Boomerang Days: My White Whale

In which our intrepid columnist takes one last wistful lap around the Forty Acres in search of a majestic beast.

I’m in search of a legend lurking among the oaks and lawns of the Forty Acres. It’s a phantom of luck and elusiveness—the infamous albino squirrel.

Technically the white-furred squirrels seen on campus are not albinos, but a species of white fox squirrels (white fox is what they called my grandmother back in the day). Nevertheless, this albino-esque squirrel has a huge following, inspiring the comics of Korey Coleman, its own Twitter account, and has even graced the cover of this very publication. It’s embarrassing when a pale tree rodent has a better resume than you.
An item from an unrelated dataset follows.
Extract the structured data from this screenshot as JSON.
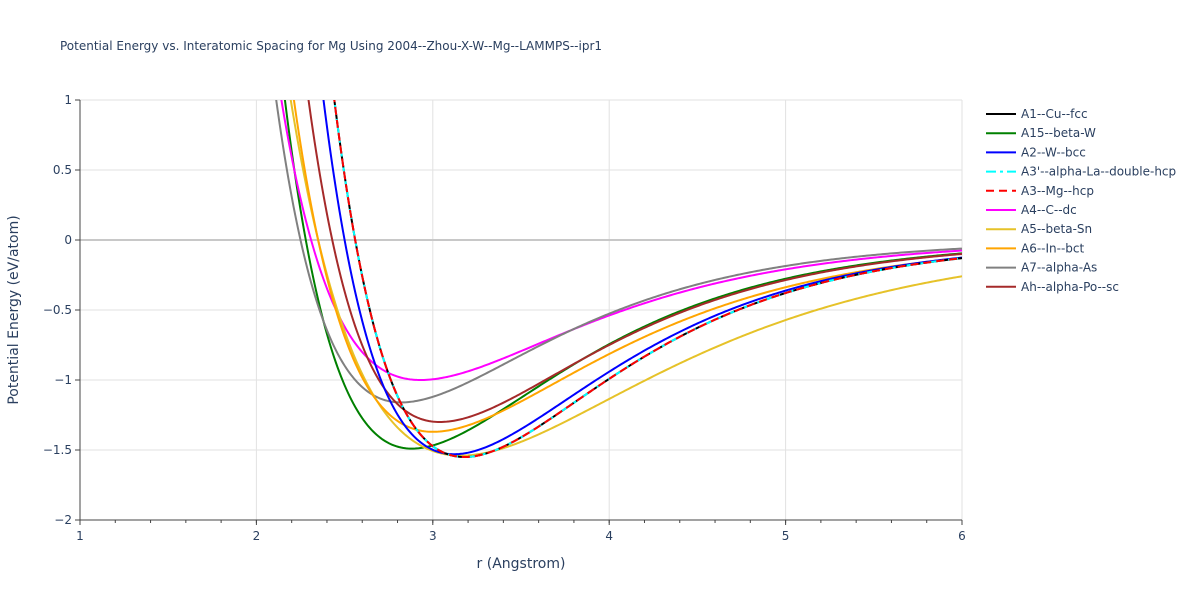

The rare beast has its own club: The Albino Squirrel Preservation Society. The society was founded at UT but now has chapters at schools across the country and members dedicating themselves “to the protection of all squirrels, especially those that are albino.” Another example of what starts at UT, changes the world.

Lore says a sighting of the squirrel on a test day promises an outstanding grade. I never glimpsed one, which my GPA can attest to. But I have my reasons for avoiding squirrels—as a student I had a negative encounter with one. It was a pleasant spring day and I was eating a snack at the base of a shady oak. This friendly furry fellow approached, pleading for a bite with his small, brown, soulful eyes. So I fed him raisins one-by-one, sharing the entire box. But the squirrel was not satiated. I tried to communicate that the box was empty, but my squeaks were weak, and his English was worse. With a high-pitched, bitter bark, he scurried away.

Nonplussed, I returned to my studying, which entailed leaning back on the grass and gazing up through the branches. I closed my eyes, letting the speckled sun warm my skin, the slight dew drip on my face … wait … that’s a lot of dew.

I opened my eyes, and there was the squirrel! He was draped over a branch, staring down at me with a devilish gleam in his eye. And he was urinating. Nature biologists have assured me that this scenario is implausible, but I was there. The squirrel revenge-peed on me.

Since that day, I’ve feared all squirrels, avoiding interactions or even eye contact. But today is special. This is my final installment of the Boomerang Days column. After three years of misadventures, I’m laying down my Boomerang badge. In honor of this, I am facing my fear and finding that albino squirrel.

I wake before dawn. The albino squirrels are most active just before first light. This, it turns out, is not true. I’m not even sure where I got that from. Nevertheless, here I am, walking the pre-dawn campus.

I move from the Harry Ransom Center across the South Mall, skirting the east campus, moving north and then west. I scan trees, shake bushes, and peek into the turtle pond. I’m relentless, a modern-day Ahab, only my white beast is no aquatic colossal, but a woodland nut thief.

As I search, memories pour in from both my college years and my time writing Boomerang Days, when I got to reacquaint myself with the Forty Acres. There’s the creek where I learned how to decipher a snake’s gender (a skill I hope to never use again). There’s the building where I posed for an undergraduate art class wearing nothing but an after-dinner mint. And there’s the Tower, where I guest-played a fragment of Depeche Mode on the carillon.

I find a whole host of memories, but you know what I don’t find? A single doggone albino squirrel. I mean, nothing!
As the sky begins to lighten, I pause on the main mall and take in the view, the Capitol far to the south, the Tower above me. I do so love this place. This is a kind of goodbye. I’ll return to campus, but not as a fresh-eyed undergraduate, and not as a 40-something with an excuse to humiliate myself in the name of journalism. I’ll miss this.

Just then, a single acorn rattles down from one of the sprawling oaks and lands near my feet. I look up and something high in the branches scurries out of sight, something white. It may have been a furry pigeon, a confused miniature poodle, or a very tiny ghost. Or it may have been my squirrel, my Moby Dick, giving me a going away gift.

I keep the acorn. I’m holding it now, which I confess, slows my typing. I’ll plant it in my yard.

I grew so much on the UT campus; it feels right that part of it will grow at my home. Perhaps someday that acorn will become an oak and my son will lay beneath it, and a vengeful squirrel will urinate on his head. It’s the circle of life.